Muito católica, participou na recuperação de menores de rua e na inclusão do deficiente na sociedade através de movimentos religiosos da Igreja.
Hoje, ela aproveitou a oportunidade para comentar sobre a questão da acessibilidade dentro do prédio da PUCSP. Leninha considera-se uma pessoa independente, mas não dentro da instituição, onde só consegue se locomover com a ajuda das colegas. O que falta na PUSP e em outros lugares? Nos acessos, piso tátil, elevadores sonoros com marcação em braille, preparo dos funcionários no auxílio aos deficientes entre outras coisas. Por essas e outras, lembrou que ainda é preciso vencer a barreira do preconceito. Qualquer tipo de deficiência exige uma necessidade.

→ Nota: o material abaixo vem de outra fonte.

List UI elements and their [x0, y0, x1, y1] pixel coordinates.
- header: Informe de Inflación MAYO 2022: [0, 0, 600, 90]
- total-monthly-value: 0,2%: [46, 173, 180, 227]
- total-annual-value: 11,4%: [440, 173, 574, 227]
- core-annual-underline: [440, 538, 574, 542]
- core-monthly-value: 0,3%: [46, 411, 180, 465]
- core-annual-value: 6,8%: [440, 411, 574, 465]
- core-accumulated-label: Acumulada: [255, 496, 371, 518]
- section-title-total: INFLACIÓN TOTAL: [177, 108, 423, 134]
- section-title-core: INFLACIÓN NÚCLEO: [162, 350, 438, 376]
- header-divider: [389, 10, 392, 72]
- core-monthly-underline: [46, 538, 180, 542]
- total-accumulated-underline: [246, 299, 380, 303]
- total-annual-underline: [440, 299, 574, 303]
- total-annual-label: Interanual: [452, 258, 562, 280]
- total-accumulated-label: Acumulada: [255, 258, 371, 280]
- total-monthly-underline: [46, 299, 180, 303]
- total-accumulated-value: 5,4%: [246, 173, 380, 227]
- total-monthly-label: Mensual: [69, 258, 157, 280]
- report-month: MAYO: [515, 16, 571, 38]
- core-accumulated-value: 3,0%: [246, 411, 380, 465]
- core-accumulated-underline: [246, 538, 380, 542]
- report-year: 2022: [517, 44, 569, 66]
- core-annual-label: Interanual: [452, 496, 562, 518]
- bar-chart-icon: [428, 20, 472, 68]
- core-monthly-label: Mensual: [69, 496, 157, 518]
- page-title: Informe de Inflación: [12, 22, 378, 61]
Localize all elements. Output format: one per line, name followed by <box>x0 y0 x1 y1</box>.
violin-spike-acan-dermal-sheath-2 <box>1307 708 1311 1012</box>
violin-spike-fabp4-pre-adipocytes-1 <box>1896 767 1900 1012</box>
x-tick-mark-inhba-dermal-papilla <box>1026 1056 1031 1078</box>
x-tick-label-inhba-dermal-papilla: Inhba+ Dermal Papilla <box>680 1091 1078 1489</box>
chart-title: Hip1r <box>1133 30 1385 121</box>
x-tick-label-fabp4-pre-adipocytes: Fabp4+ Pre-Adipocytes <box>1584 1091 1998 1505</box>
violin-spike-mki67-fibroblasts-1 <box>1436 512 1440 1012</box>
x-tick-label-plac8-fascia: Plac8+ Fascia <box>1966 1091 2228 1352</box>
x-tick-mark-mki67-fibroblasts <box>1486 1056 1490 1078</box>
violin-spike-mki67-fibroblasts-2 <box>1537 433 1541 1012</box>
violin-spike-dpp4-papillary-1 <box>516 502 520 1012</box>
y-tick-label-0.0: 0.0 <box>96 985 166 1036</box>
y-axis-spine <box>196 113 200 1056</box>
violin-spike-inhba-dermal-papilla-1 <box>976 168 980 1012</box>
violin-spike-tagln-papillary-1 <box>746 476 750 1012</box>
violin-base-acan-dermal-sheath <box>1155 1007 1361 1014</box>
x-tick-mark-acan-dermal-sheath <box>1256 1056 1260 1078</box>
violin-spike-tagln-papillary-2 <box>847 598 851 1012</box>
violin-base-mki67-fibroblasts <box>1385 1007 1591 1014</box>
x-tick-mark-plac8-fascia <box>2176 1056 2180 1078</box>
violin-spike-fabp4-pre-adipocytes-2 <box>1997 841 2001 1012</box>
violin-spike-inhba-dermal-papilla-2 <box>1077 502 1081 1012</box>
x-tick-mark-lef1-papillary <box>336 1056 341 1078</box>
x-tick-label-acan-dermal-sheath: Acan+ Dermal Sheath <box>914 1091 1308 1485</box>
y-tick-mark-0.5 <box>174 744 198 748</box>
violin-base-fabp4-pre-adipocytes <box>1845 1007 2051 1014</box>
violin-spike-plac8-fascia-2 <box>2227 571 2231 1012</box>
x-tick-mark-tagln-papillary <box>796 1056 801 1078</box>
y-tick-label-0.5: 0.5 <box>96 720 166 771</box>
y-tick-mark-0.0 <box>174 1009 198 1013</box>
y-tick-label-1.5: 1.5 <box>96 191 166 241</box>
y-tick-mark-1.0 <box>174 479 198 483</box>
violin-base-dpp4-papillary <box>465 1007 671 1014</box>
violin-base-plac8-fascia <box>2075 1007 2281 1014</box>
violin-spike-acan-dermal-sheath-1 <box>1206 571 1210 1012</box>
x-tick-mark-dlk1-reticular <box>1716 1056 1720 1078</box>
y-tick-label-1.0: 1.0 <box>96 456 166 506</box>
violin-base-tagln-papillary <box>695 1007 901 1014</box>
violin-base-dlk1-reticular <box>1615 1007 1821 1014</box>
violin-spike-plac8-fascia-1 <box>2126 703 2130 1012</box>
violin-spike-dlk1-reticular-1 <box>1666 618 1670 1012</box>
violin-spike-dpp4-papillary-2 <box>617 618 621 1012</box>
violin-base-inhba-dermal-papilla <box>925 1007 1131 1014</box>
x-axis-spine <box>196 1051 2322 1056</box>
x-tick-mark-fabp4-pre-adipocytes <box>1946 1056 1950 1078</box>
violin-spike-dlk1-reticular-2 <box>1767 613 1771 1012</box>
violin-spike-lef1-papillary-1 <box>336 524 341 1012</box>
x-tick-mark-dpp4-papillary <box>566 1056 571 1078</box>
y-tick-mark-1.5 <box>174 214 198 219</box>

Pesquisando sobre nossa entrevistada, vimos que na Campanha da Fraternidade de 2006, cujo tema foi “O Deficiente”, sua atuação foi de grande valia na defesa da inclusão das pessoas com deficiência na sociedade. Na oportunidade ela disse: “Cabe a cada um de nós, que fazemos parte da sociedade, nos livrarmos desse preconceito que existe em nossos corações, deixar de lado a discriminação, abrir nossos braços e acolher o deficiente”.
No mesmo ano, Leninha foi homenageada pela Sra. Ana Martins na Assembleia Legislativa, em comemoração ao Dia Nacional da Mulher – dia 30 de abril. “[...] Marilene nunca teve dificuldades em enfrentar as barreiras que a vida lhe coloca: como dona de casa (na administração do lar), como mãe (na criação, formação e educação de seu filho) e como esposa (na dedicação, partilha e compreensão) com seu esposo Luiz, também como profissional, pedagoga especialista em Braille. [...]”, disse Ana Martins.
Segundo Leninha, é através dos obstáculos, dificuldades vencidas, que se vai adquirindo mais conhecimento e experiência. “É difícil... Já passei por várias dificuldades nessa vida, especialmente em me relacionar com as pessoas, pois sempre existe o preconceito. Mas temos que vencer essa barreira com muita força e, principalmente, com muita fé”, orientou. “Sou uma pessoa de muita fé, por isso nunca me desanimo e não tenho medo”.
Segundo ela, muitos medos ela perdeu em 1958, quando viajou, sozinha, para os EUA, onde foi fazer um curso de inspeção de controle de qualidade na máquina braile, pela Laramara. Foram 12 horas de viagem com muita fé, força e coragem. “Se eu fui e voltei não tenho mais obstáculos”.
Hoje, aos 68 anos, ela se sente uma pessoa mais determinada e mais preparada para aceitar a sua velhice. Na UAM da PUCSP convive com pessoas com mais idade e que sentem paixão por aquele lugar, o que lhe dá forças para vencer os pontos negativos e para ter mais qualidade de vida nos anos que estão por vir.